What I do know is that a lot of young people went to see that film [“Dogma”]. And among students and other young people, it prompted discussion on religious topics. It prompted young people to ask themselves, “What do I believe? And why do I believe this?” It also sparked dialogue. You can’t say “Stigmata,” a movie I found to be blasphemous, did that.
I don’t intend to be critical of the Catholic League, but I would have hoped that groups like it would have chosen to picket “Stigmata” rather than “Dogma” because “Stigmata” is perverse. It confuses having the stigmata, the gift of Christ’s wounds, with diabolical possession.
It’s also very anti-clerical. There is a scene in the movie in which a cardinal, a prince of the church, finds a priest in bed with a girl, and decides to kill her to avoid public scandal. I just don’t understand that.

CNW: It’s certainly not the type of fare that could have been produced under the watchful eye of the Legion of Decency. Or at least that’s the perception many have of the Legion.
FGP: I think that’s right. That is the perception. But that’s not accurate.
Many people think the bishops’ conference founded the Legion of Decency to rate films for the American public. That was not the case. It was for Catholics. But because there was no other ratings systems, the industry understood that other people would use it. Hollywood studios began to seek positive ratings from the Legion to ensure that Catholics and others would go to see their films.
But the Legion never practiced censorship and had no power to censor films.
As years went on, the ratings [coming from the Legion] became benign. There weren’t as many negative ratings. That was because there was a progression in the role of the Legion of Decency from protecting a mostly immigrant flock to informing the flock, particularly parents, of the story content so that they could make informed choices. In the 1960s, the Legion stated that while some films were good films, like “Lolita,” they were for adults.

CNW: “Lolita” was directed by the late Stanley Kubrick, whose last film, “Eyes Wide Shut” was recently released on video and DVD. What happened with that film, commercially and critically?
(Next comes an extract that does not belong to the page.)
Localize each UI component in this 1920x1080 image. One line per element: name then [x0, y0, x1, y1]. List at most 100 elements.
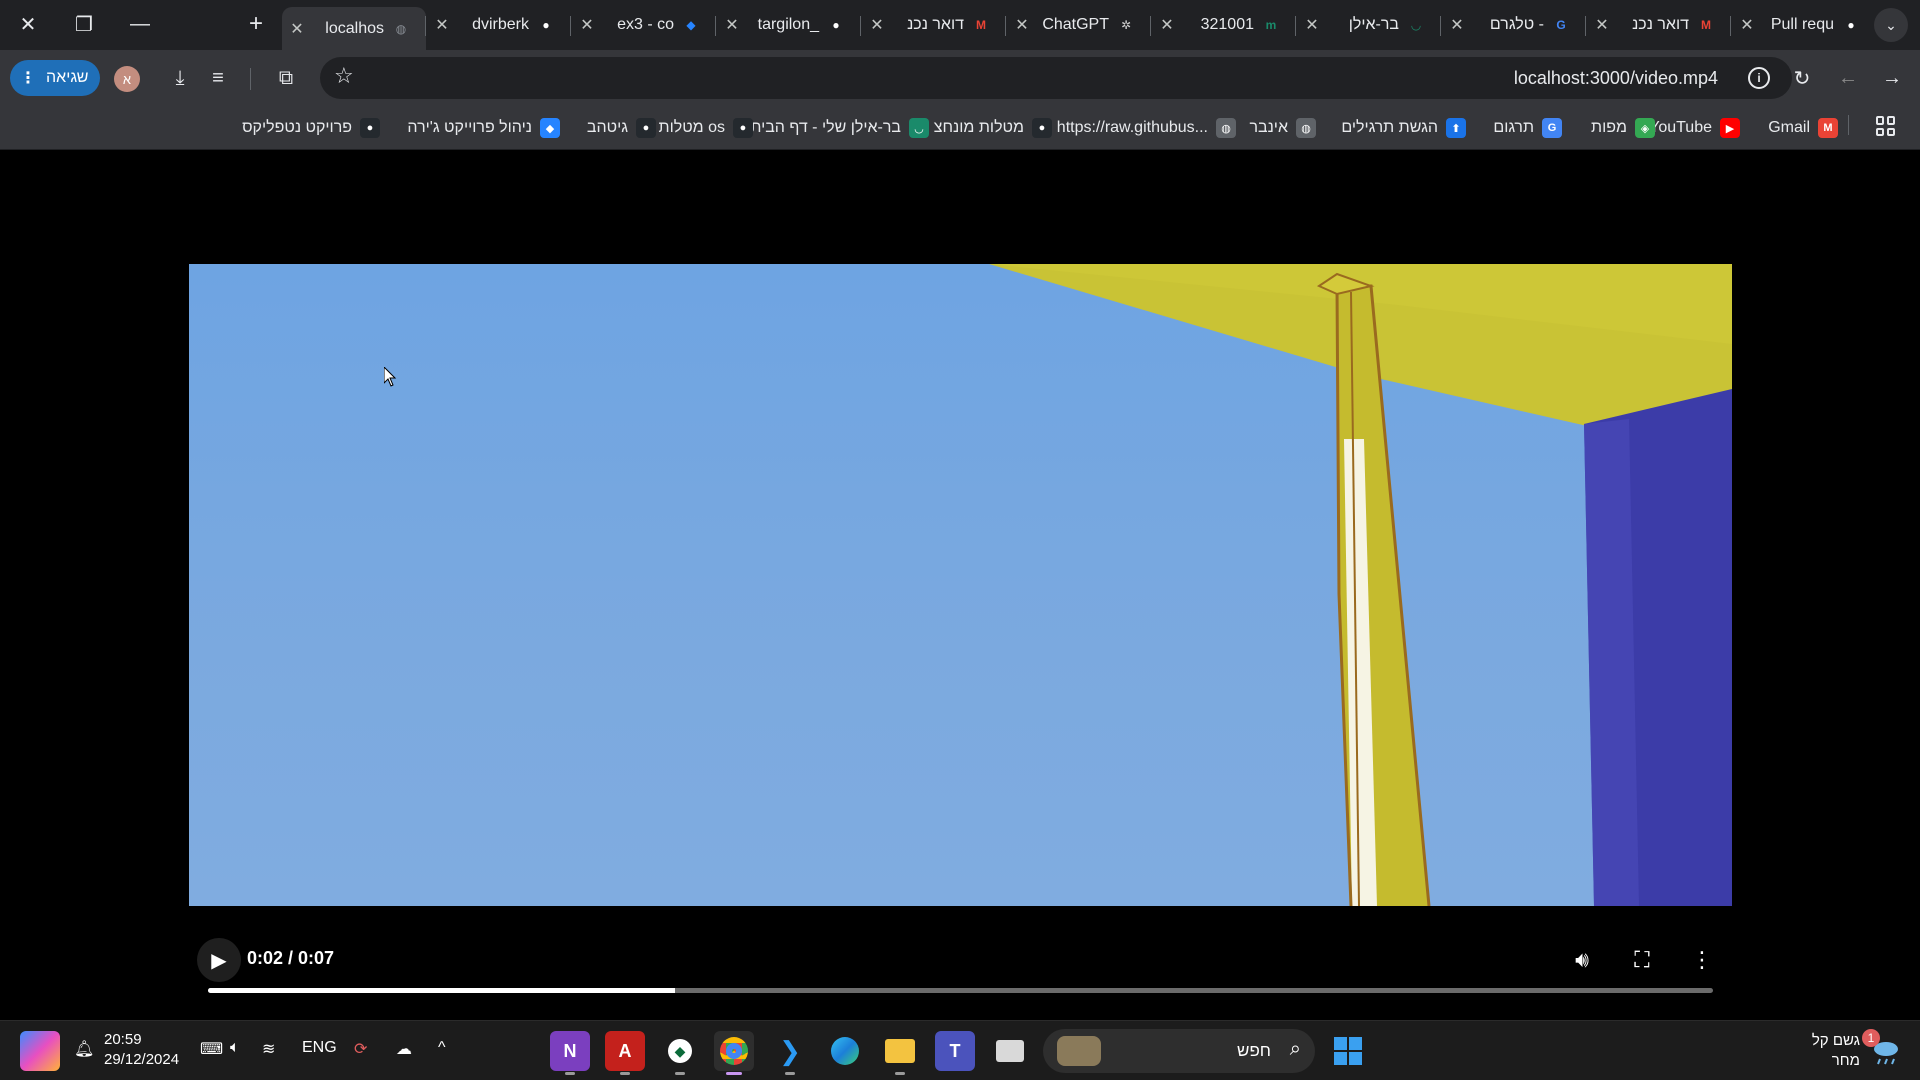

FGP: The problem was it was presented as a Tom Cruise film. People weren’t prepared to see what was shown on the screen. It doesn’t fit that taste.
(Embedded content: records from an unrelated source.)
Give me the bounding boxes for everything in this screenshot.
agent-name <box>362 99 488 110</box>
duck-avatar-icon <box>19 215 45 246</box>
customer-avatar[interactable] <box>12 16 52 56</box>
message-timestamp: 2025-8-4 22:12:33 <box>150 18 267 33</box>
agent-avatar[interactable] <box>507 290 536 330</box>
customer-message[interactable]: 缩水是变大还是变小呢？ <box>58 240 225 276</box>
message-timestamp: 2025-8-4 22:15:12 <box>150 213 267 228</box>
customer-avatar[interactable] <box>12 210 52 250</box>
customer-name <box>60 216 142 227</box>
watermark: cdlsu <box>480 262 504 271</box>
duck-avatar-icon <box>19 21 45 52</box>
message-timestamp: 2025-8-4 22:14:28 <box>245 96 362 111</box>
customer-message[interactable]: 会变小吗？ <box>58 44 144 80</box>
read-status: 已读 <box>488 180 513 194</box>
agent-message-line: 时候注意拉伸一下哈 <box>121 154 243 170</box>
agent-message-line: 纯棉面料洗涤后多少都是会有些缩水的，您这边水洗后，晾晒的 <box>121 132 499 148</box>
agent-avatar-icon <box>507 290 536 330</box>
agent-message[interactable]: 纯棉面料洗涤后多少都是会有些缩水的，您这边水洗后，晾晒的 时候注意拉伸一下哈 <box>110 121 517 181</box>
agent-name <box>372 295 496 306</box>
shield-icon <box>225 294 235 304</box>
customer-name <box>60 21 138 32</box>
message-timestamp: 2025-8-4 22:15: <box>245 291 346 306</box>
I must fault Warner Brothers [the studio that produced “Eyes Wide Shut”] for giving the impression that there is a lot of flesh in the film. There is not. The film then was labeled as a sexy film rather than a thought provoking film.
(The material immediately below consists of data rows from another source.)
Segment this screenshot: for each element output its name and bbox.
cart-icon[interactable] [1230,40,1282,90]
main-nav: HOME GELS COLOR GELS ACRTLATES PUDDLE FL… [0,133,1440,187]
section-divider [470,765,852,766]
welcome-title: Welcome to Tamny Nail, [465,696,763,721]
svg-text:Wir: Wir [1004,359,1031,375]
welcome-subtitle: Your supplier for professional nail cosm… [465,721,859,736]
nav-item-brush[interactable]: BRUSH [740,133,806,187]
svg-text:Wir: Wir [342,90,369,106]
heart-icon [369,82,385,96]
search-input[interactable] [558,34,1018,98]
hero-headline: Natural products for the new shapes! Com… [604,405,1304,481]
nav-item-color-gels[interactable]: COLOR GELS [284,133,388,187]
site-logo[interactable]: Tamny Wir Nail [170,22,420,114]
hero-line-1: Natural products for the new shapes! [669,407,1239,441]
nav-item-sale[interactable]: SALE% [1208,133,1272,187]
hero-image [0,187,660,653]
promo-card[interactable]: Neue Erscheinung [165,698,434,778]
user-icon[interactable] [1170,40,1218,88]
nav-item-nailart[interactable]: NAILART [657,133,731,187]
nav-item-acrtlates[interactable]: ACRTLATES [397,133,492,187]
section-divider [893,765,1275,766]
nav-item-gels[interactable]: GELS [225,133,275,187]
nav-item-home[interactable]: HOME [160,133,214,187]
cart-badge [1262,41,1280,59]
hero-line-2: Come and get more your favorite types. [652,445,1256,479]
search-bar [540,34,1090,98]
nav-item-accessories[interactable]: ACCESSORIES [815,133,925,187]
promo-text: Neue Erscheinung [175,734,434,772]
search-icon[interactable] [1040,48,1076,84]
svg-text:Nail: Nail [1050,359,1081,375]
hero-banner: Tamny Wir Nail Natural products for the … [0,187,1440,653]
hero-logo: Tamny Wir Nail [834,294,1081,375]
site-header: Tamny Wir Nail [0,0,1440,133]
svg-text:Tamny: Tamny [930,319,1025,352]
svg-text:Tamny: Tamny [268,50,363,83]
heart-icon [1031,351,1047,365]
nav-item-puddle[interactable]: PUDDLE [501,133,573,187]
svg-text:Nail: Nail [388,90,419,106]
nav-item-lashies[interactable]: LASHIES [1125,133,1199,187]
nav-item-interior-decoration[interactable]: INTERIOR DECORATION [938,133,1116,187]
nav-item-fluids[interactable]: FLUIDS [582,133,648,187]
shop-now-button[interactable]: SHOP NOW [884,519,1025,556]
Although America [Magazine] didn’t like it, the reviews published in The National Jesuit News and other religious magazines correctly identify the film as a story of the trust between a husband and a wife being violated. It is a film that shows us a confession and people asking for forgiveness from one another. It is a film that has a sacramental moment toward its end.
When you look at “Eyes Wide Shut,” I think it comes out four square for marriage.
In film history, I would compare it to “La Dolce Vita,” because like [Federico] Fellini, Kubrick was trying to take the temperature of a sick society. He was trying to show that even where people might think there are high moral values, among the wealthy, there can also be depravity.
Cardinal Montini of Milan, prior to becoming Paul VI, defended “La Dolce Vita” at a time it was being attacked. He stated that it was a serious attempt to investigate issues with a deep moral purpose. I think in time the same will be said of “Eyes Wide Shut.”